As the below tables show, just a handful of providers, and just two household names, Legal & General and LV=, sell MPPI policies, or policies that are similar in some way.
Traditional MPPI is designed to cover mortgage payments for people unable to work due to accident, sickness or unemployment.
In exchange for a monthly premium, MPPI policies pay claimants a set amount each month to cover their mortgage repayments.
Policies pay claimants anywhere between 50-75% of their gross monthly salary. In addition, with these policies, the maximum benefit period is usually either 12 or 24 months.
Guilty by association
The market has significantly shrunk over recent years. Nationwide, is one notable household name, withdrawing from the market earlier this year. Why is this the case?
It's clear a lot of the market's woes can be attributed to how it was dealt with by the Competition Commission in 2011. The watchdog had put structures in place to tackle widespread mis-selling of Payment Protection Insurance (PPI), which is an entirely different product. One of the significant developments bought about here were changes to how such products can be sold or promoted by advisers.
Nick Kirwan, executive committee member of the Income Protection Task Force says: "I think MPPI ought to have its place but it was caught in the crossfire of the Competition Commission remedies of PPI, probably unfairly.
"Therefore it's now a very difficult product to sell because it suffers from those remedies. It has the point of sale ban and the time where people are thinking about such products are at the point of sale when they're taking out their mortgage, but you're not allowed to sell it at that time."
The real fallout from the PPI scandal, was the fact products such as MPPI now suffer reputational issues as consumers either do not understand such products or simply believe they are guilty by association.
Michael Aldridge, sales director at London and Country mortgage brokers says: "It's been tarnished by the whole PPI scandal and dragged in the mire. People believe it's the same product, just related to a mortgage. A lot of people who were involved in that market pulled out because consumers don't want to buy it rightly or wrongly, and therefore they're not getting any traction with it. It's a shame because the concept of the product is good."
For Kirwan, the treatment of MPPI was not warranted: "The reason I say it was unfair was for all the reasons PPI suffered those remedies, MPPI didn't really have those problems. There were few complaints at the Ombudsman. Those that were at the Ombudsman had low uphold rates. It's a product that typically provides great value for money. PPI was very profitable whereas MPPI wasn't any more or less profitable than other similar products such as Critical Illness or life insurance. It wasn't a product with extortionate margins."
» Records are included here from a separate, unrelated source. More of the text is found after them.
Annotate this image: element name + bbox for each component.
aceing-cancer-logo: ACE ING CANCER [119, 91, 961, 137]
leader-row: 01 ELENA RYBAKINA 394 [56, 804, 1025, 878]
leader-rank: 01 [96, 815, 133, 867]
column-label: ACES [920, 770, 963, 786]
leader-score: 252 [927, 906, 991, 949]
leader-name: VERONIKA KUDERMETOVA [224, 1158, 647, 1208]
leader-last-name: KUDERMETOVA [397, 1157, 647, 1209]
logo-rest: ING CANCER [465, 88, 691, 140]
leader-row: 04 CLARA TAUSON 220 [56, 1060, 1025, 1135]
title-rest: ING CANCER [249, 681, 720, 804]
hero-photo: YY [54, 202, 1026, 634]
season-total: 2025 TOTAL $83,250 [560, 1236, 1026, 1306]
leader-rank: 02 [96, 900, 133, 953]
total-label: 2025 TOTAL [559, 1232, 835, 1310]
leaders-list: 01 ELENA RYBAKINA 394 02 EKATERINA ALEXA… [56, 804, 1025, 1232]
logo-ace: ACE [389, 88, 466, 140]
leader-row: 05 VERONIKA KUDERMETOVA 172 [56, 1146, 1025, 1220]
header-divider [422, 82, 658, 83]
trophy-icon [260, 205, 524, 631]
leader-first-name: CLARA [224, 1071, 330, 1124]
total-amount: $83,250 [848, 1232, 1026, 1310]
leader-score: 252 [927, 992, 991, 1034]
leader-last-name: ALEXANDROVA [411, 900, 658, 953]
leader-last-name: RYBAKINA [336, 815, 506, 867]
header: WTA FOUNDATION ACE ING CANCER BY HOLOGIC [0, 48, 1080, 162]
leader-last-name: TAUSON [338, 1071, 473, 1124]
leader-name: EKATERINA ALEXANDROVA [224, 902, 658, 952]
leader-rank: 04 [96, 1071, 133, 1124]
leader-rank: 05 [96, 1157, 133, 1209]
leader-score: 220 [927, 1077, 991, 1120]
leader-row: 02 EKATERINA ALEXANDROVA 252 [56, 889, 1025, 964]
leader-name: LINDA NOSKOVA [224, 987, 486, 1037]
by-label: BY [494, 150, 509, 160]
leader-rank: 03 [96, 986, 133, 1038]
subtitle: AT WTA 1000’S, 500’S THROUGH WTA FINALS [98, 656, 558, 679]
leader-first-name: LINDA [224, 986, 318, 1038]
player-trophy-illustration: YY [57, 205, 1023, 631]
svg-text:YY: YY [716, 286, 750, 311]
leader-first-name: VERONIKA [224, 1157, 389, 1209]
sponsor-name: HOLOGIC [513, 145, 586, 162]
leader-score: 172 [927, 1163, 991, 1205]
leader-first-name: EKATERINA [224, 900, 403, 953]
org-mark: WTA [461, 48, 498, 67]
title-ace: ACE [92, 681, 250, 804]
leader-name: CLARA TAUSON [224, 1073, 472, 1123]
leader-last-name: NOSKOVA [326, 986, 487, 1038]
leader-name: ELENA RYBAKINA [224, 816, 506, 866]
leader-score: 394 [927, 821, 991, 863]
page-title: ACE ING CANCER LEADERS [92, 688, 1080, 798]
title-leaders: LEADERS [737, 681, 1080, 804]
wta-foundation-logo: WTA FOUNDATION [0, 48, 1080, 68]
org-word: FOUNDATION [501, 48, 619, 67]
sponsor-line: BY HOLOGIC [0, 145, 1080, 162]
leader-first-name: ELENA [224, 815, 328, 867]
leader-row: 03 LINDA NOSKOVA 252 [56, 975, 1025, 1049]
Does it still have A place?
For many advisers, a problem with MPPI lies in the fact that such products are underwritten at claims stage. This means when many people find they are either declined for cover or have pre-existing conditions excluded at that point. Medical conditions are not picked up from the outset like typical insurance contracts.
Peter Le Beau, managing director of Le Beau Visage says: "In principal an MPPI product is not a bad buy as long as people understand it. It would be nice if the underwriting could move away from pre-existing condition exclusions and the market is small and specialist."